Balls' cuts in perspective

Ed Balls says he thinks he can cut £2bn from the Education budget. What does that do for us? Nothing that you would notice. What would it take to balance the budget? I only ask because it is pointless thinking we can foist our costs onto the next generation if there are nearly 1 million 16-24 year olds out of work and this year's university graduates are all heading for the dole queue.

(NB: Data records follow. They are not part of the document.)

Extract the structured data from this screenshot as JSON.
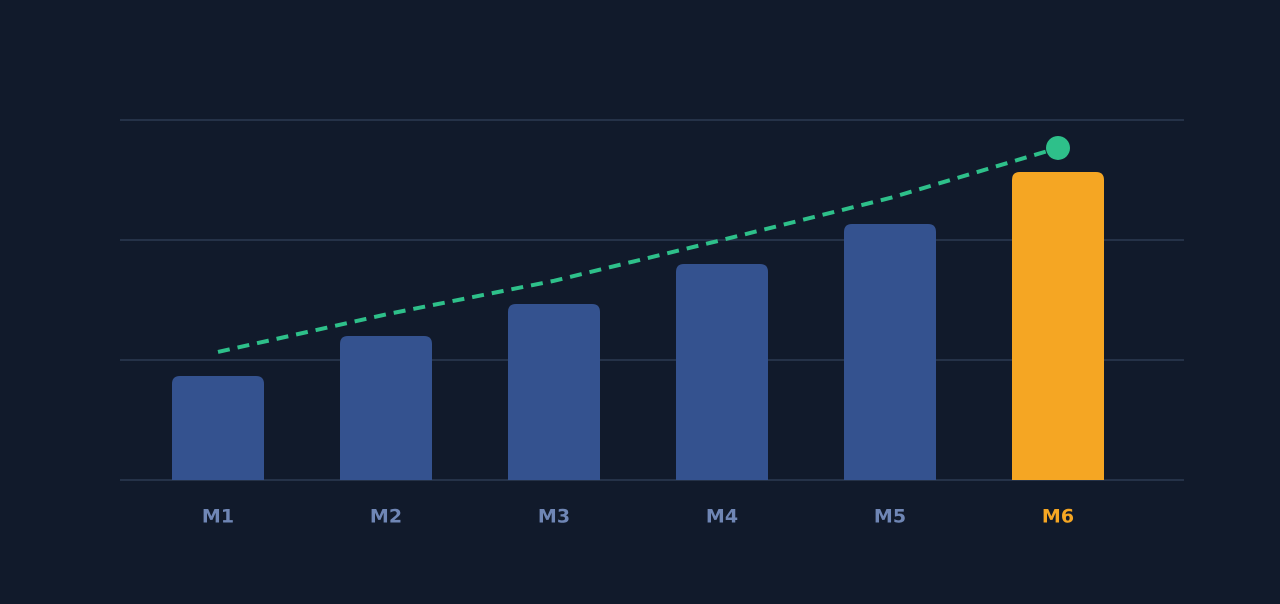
{
  "chart_data": {
    "type": "bar",
    "categories": [
      "M1",
      "M2",
      "M3",
      "M4",
      "M5",
      "M6"
    ],
    "series": [
      {
        "type": "bar",
        "color": "#34528f",
        "highlight_color": "#f5a623",
        "highlight": [
          false,
          false,
          false,
          false,
          false,
          true
        ],
        "values": [
          86.7,
          120,
          146.7,
          180,
          213.3,
          256.7
        ]
      },
      {
        "type": "line",
        "color": "#2ec08a",
        "dashed": true,
        "end_marker": true,
        "values": [
          106.7,
          138,
          166,
          200,
          235,
          276.7
        ]
      }
    ],
    "ylim": [
      0,
      300
    ],
    "yticks": [
      0,
      100,
      200,
      300
    ],
    "grid": true
  }
}
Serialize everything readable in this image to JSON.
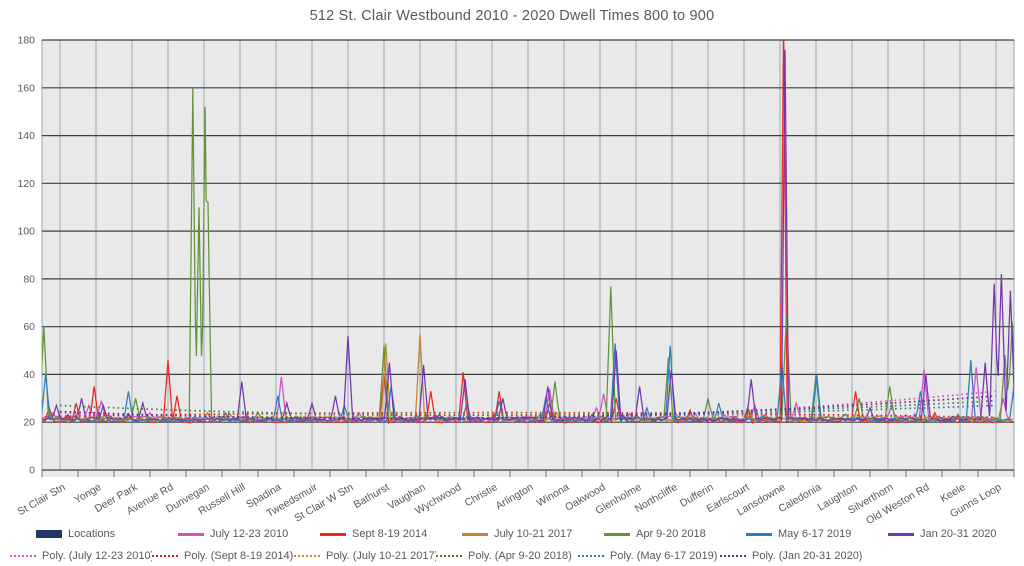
{
  "chart_data": {
    "type": "line",
    "title": "512 St. Clair Westbound 2010 - 2020 Dwell Times 800 to 900",
    "xlabel": "",
    "ylabel": "",
    "y_axis": {
      "min": 0,
      "max": 180,
      "step": 20
    },
    "grid": {
      "horizontal": true,
      "vertical": true
    },
    "legend_position": "bottom",
    "categories": [
      "St Clair Stn",
      "Yonge",
      "Deer Park",
      "Avenue Rd",
      "Dunvegan",
      "Russell Hill",
      "Spadina",
      "Tweedsmuir",
      "St Clair W Stn",
      "Bathurst",
      "Vaughan",
      "Wychwood",
      "Christie",
      "Arlington",
      "Winona",
      "Oakwood",
      "Glenholme",
      "Northcliffe",
      "Dufferin",
      "Earlscourt",
      "Lansdowne",
      "Caledonia",
      "Laughton",
      "Silverthorn",
      "Old Weston Rd",
      "Keele",
      "Gunns Loop"
    ],
    "locations_series": {
      "name": "Locations",
      "color": "#1F3864"
    },
    "series": [
      {
        "name": "July 12-23 2010",
        "color": "#D24FC6",
        "baseline": 21,
        "peaks": [
          [
            -0.2,
            24
          ],
          [
            0.8,
            27
          ],
          [
            1.15,
            29
          ],
          [
            2.5,
            24
          ],
          [
            6.15,
            39
          ],
          [
            8.3,
            24
          ],
          [
            13.6,
            34
          ],
          [
            14.9,
            26
          ],
          [
            15.1,
            32
          ],
          [
            19.3,
            27
          ],
          [
            20.45,
            28
          ],
          [
            23.1,
            27
          ],
          [
            24.0,
            42
          ],
          [
            25.45,
            43
          ],
          [
            26.2,
            30
          ]
        ]
      },
      {
        "name": "Sept 8-19 2014",
        "color": "#F0251B",
        "baseline": 19.8,
        "peaks": [
          [
            -0.3,
            26
          ],
          [
            0.45,
            28
          ],
          [
            0.95,
            35
          ],
          [
            3.0,
            46
          ],
          [
            3.25,
            31
          ],
          [
            9.0,
            40
          ],
          [
            10.3,
            33
          ],
          [
            11.2,
            41
          ],
          [
            12.2,
            33
          ],
          [
            13.6,
            28
          ],
          [
            15.45,
            30
          ],
          [
            17.5,
            25
          ],
          [
            19.1,
            26
          ],
          [
            20.1,
            188
          ],
          [
            22.1,
            33
          ],
          [
            24.3,
            24
          ]
        ]
      },
      {
        "name": "July 10-21 2017",
        "color": "#C8872E",
        "baseline": 20.3,
        "peaks": [
          [
            4.1,
            24
          ],
          [
            9.05,
            53
          ],
          [
            10.0,
            57
          ],
          [
            13.8,
            24
          ],
          [
            19.15,
            25
          ],
          [
            22.3,
            23
          ]
        ]
      },
      {
        "name": "Apr 9-20 2018",
        "color": "#61943A",
        "baseline": 21,
        "peaks": [
          [
            -0.45,
            60
          ],
          [
            2.1,
            30
          ],
          [
            3.69,
            160
          ],
          [
            3.86,
            110
          ],
          [
            4.03,
            152
          ],
          [
            4.11,
            112
          ],
          [
            5.5,
            24
          ],
          [
            9.0,
            52
          ],
          [
            13.75,
            37
          ],
          [
            15.3,
            77
          ],
          [
            16.9,
            47
          ],
          [
            18.0,
            30
          ],
          [
            20.18,
            65
          ],
          [
            21.0,
            40
          ],
          [
            22.2,
            30
          ],
          [
            23.05,
            35
          ],
          [
            26.25,
            48
          ],
          [
            26.45,
            62
          ]
        ]
      },
      {
        "name": "May 6-17 2019",
        "color": "#2B7FBF",
        "baseline": 20.2,
        "peaks": [
          [
            -0.4,
            40
          ],
          [
            1.9,
            33
          ],
          [
            4.6,
            24
          ],
          [
            6.05,
            31
          ],
          [
            7.9,
            27
          ],
          [
            9.2,
            35
          ],
          [
            11.3,
            28
          ],
          [
            12.2,
            29
          ],
          [
            13.5,
            31
          ],
          [
            15.42,
            53
          ],
          [
            16.3,
            26
          ],
          [
            16.95,
            52
          ],
          [
            18.3,
            28
          ],
          [
            20.05,
            45
          ],
          [
            21.02,
            40
          ],
          [
            23.9,
            33
          ],
          [
            25.3,
            46
          ],
          [
            26.5,
            35
          ]
        ]
      },
      {
        "name": "Jan 20-31 2020",
        "color": "#7436AE",
        "baseline": 20.6,
        "peaks": [
          [
            -0.1,
            27
          ],
          [
            0.6,
            30
          ],
          [
            1.2,
            27
          ],
          [
            2.3,
            28
          ],
          [
            5.05,
            37
          ],
          [
            6.3,
            28
          ],
          [
            7.0,
            28
          ],
          [
            7.65,
            31
          ],
          [
            8.0,
            56
          ],
          [
            9.15,
            45
          ],
          [
            10.1,
            44
          ],
          [
            11.25,
            38
          ],
          [
            12.3,
            30
          ],
          [
            13.55,
            35
          ],
          [
            15.45,
            50
          ],
          [
            16.1,
            35
          ],
          [
            16.98,
            42
          ],
          [
            19.2,
            38
          ],
          [
            20.14,
            176
          ],
          [
            22.5,
            26
          ],
          [
            24.05,
            40
          ],
          [
            25.7,
            45
          ],
          [
            25.95,
            78
          ],
          [
            26.15,
            82
          ],
          [
            26.4,
            75
          ]
        ]
      }
    ],
    "poly_series": [
      {
        "name": "Poly. (July 12-23 2010)",
        "color": "#D24FC6",
        "fit": [
          24,
          21,
          33
        ]
      },
      {
        "name": "Poly. (Sept 8-19 2014)",
        "color": "#E02020",
        "fit": [
          22.5,
          24,
          22
        ]
      },
      {
        "name": "Poly. (July 10-21 2017)",
        "color": "#C8872E",
        "fit": [
          21,
          23,
          21.5
        ]
      },
      {
        "name": "Poly. (Apr 9-20 2018)",
        "color": "#4F7A2B",
        "fit": [
          27,
          23,
          29
        ]
      },
      {
        "name": "Poly. (May 6-17 2019)",
        "color": "#2E75B6",
        "fit": [
          21,
          22,
          27
        ]
      },
      {
        "name": "Poly. (Jan 20-31 2020)",
        "color": "#5C2E91",
        "fit": [
          24.5,
          22,
          31
        ]
      }
    ],
    "colors": {
      "plot_background": "#E9E9E9",
      "h_gridline": "#3F3F3F",
      "v_gridline": "#97A6C0",
      "axis_text": "#595959",
      "title_text": "#595959"
    }
  },
  "legend": {
    "row1": [
      {
        "label": "Locations",
        "style": "bar",
        "color": "#1F3864"
      },
      {
        "label": "July 12-23 2010",
        "style": "line",
        "color": "#D24FC6"
      },
      {
        "label": "Sept 8-19 2014",
        "style": "line",
        "color": "#F0251B"
      },
      {
        "label": "July 10-21 2017",
        "style": "line",
        "color": "#C8872E"
      },
      {
        "label": "Apr 9-20 2018",
        "style": "line",
        "color": "#61943A"
      },
      {
        "label": "May 6-17 2019",
        "style": "line",
        "color": "#2B7FBF"
      },
      {
        "label": "Jan 20-31 2020",
        "style": "line",
        "color": "#7436AE"
      }
    ],
    "row2": [
      {
        "label": "Poly. (July 12-23 2010)",
        "style": "dotted",
        "color": "#D24FC6"
      },
      {
        "label": "Poly. (Sept 8-19 2014)",
        "style": "dotted",
        "color": "#E02020"
      },
      {
        "label": "Poly. (July 10-21 2017)",
        "style": "dotted",
        "color": "#C8872E"
      },
      {
        "label": "Poly. (Apr 9-20 2018)",
        "style": "dotted",
        "color": "#4F7A2B"
      },
      {
        "label": "Poly. (May 6-17 2019)",
        "style": "dotted",
        "color": "#2E75B6"
      },
      {
        "label": "Poly. (Jan 20-31 2020)",
        "style": "dotted",
        "color": "#5C2E91"
      }
    ]
  }
}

Let's start with the current budget numbers. Last year's outturn was £660 billion of government spending. Let's figure that with the stimulus etc. of 5% extra that will be about £693 billion this year, and with a GDP 5% down on last year's very almost £1.4 trillion, that means total GDP will be about £1,330 billion, so GDP less government spending will be £637 billion. Assume for the moment that the £637 billion doesn't change if we cut the deficit (not true but let's go with it). Capital Economics is forecasting a budget deficit of £225 billion, which implies taxes raised of about £468 billion, so we can use a working figure that total taxes raised are about 35% of GDP.

Now let us try to get rid of the deficit completely. We could start by having the government spend £225 billion less, but that would mean losing taxes equal to 35% of that spending, so a better figure to go for would be £ 225 billion / (100%-35%), which would be £346 billion or 52% of government expenditure.

That isn't entirely accurate, because income tax & NI receipts would fall more in proportion to current recipts than corporation tax and VAT receipts, but then we also discounted the effect on the private sector of a fall in government spending (e.g. fewer public sector workers buying cappucinos and newspapers), so £346 billion give or take £50 billion is probably in the right ball park.

Yes, you heard it right. A £346 billion cut would be required to balance the books, compared with Balls' paltry £2 billion.